Es ist faszinierend, über wie viel Geld die Bundesregierung urplötzlich verfügt. Jahrelang war sie ja so chronisch knapp bei Kasse, dass auf vieles, was sinnvoll bis dringend nötig war, leider verzichtet werden musste: auf Investitionen in den Klimaschutz zum Beispiel, in erneuerbare Energien, um die Abhängigkeit von fossilen Brennstoffen etwa aus Russland rasch zu überwinden. Auf Investitionen in moderne Infrastruktur, egal ob Straßen, Brücken oder Glasfaserkabel. Auf bessere Schulen und Kitas. Auf eine bessere Bezahlung von Pflegekräften oder höhere Hartz-IV-Sätze. Und das sind nur ein paar spontane Beispiele. Eine vollständige Liste an nötigen Investitionen würde den Umfang dieser Kolumne sprengen.

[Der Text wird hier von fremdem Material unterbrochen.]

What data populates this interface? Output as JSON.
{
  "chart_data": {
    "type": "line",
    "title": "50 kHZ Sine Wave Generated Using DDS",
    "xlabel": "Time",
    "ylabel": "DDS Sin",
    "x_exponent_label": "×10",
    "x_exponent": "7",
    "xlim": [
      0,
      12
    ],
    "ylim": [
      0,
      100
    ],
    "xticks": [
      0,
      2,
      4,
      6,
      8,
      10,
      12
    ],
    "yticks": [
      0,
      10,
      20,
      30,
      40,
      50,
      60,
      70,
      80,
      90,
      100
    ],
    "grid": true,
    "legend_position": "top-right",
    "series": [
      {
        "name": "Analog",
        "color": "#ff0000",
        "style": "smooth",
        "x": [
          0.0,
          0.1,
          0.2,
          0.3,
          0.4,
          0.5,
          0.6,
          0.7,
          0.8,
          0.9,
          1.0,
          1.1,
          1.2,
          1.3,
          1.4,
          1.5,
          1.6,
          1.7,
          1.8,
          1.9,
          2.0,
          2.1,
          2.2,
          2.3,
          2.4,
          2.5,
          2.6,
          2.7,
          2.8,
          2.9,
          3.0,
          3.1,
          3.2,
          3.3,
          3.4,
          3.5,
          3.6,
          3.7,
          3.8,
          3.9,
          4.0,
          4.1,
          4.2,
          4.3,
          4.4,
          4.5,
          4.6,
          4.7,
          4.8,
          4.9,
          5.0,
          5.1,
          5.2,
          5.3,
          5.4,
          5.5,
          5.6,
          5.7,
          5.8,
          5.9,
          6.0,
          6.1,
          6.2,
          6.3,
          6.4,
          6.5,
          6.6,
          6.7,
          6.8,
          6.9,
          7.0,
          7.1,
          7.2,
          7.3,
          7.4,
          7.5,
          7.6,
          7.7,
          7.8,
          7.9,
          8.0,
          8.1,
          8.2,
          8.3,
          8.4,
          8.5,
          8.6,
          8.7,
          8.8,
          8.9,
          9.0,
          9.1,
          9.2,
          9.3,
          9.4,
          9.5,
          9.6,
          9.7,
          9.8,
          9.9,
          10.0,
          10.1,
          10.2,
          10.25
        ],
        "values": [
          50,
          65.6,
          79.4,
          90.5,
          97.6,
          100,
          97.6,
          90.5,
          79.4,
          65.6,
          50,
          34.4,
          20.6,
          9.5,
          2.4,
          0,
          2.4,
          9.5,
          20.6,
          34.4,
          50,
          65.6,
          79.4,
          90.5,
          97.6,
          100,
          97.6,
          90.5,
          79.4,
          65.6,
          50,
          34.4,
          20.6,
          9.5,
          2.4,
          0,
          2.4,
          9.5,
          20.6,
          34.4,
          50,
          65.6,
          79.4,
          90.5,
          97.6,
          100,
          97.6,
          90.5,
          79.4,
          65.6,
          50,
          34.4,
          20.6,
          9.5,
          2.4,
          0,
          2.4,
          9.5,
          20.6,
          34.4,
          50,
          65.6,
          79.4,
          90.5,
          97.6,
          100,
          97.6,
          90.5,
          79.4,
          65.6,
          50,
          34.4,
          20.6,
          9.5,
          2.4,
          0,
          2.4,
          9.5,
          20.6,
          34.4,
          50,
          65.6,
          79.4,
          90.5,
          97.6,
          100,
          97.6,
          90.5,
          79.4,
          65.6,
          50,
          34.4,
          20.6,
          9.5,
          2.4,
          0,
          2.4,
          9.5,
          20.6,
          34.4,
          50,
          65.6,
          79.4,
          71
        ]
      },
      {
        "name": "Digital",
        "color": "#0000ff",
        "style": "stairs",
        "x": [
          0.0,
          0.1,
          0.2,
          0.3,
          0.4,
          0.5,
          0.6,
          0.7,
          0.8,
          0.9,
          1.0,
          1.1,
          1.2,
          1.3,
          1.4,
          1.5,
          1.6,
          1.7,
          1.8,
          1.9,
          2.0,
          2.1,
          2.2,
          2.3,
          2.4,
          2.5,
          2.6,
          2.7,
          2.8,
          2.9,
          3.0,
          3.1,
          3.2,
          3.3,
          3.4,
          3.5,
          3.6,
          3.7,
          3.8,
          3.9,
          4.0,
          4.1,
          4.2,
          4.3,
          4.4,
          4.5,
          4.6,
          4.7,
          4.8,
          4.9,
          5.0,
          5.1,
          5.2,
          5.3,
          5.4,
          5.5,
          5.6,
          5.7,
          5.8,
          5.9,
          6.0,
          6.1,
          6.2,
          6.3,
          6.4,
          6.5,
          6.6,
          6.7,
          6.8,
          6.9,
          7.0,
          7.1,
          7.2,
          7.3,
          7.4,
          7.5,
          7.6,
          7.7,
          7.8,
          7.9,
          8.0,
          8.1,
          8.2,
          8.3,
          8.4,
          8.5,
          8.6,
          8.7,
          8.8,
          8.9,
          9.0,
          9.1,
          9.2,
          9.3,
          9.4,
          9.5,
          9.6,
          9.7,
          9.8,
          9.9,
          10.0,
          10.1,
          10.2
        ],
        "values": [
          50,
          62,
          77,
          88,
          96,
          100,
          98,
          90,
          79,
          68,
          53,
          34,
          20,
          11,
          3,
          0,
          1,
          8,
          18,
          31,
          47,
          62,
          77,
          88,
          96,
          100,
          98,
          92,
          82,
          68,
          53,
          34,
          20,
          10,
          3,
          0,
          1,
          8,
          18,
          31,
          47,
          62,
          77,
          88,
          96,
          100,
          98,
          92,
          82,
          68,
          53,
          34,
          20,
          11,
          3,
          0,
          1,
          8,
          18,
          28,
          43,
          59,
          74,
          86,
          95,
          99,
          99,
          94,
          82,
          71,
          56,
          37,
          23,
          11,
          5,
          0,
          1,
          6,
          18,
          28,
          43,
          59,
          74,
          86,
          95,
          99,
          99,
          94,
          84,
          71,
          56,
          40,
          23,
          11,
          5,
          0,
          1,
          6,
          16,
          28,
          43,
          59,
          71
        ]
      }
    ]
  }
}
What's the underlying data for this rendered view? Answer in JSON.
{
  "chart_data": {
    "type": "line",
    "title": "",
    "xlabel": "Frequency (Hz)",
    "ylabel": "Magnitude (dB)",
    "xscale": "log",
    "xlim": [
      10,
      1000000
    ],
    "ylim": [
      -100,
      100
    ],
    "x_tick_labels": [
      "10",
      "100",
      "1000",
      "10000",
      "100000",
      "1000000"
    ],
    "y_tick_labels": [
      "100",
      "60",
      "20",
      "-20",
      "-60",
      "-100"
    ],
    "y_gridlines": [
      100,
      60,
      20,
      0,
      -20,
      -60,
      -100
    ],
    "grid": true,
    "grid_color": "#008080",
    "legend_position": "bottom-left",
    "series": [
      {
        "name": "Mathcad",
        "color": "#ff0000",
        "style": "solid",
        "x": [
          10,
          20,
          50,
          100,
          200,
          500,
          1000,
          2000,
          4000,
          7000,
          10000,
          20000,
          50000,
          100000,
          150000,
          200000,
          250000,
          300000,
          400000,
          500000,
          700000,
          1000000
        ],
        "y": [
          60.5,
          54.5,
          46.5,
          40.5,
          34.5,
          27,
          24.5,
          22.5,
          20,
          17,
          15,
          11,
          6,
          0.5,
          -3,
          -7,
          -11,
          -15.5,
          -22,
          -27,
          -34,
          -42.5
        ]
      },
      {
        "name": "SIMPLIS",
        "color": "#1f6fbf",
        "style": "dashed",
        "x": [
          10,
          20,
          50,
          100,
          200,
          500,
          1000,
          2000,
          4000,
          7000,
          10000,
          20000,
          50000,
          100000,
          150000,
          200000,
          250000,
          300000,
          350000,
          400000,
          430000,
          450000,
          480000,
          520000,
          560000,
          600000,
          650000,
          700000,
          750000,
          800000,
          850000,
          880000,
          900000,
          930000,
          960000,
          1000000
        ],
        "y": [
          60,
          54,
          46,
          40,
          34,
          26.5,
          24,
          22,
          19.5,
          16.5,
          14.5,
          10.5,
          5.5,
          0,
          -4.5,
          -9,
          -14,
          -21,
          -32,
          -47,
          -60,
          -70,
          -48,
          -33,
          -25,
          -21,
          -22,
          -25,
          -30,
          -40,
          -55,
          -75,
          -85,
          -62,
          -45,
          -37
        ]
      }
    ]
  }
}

Am vorigen Sonntag verkündete Bundeskanzler Scholz bei einer Sondersitzung des Bundestags aus Anlass des russischen Krieges in der Ukraine, dass die Bundeswehr 100 Milliarden Euro zusätzlich erhalten soll. Sie bekomme ein »Sondervermögen«, eine gewaltige Summe. Hat die Bundesrepublik Deutschland etwa im Lotto gewonnen? Und gleich millionenfach?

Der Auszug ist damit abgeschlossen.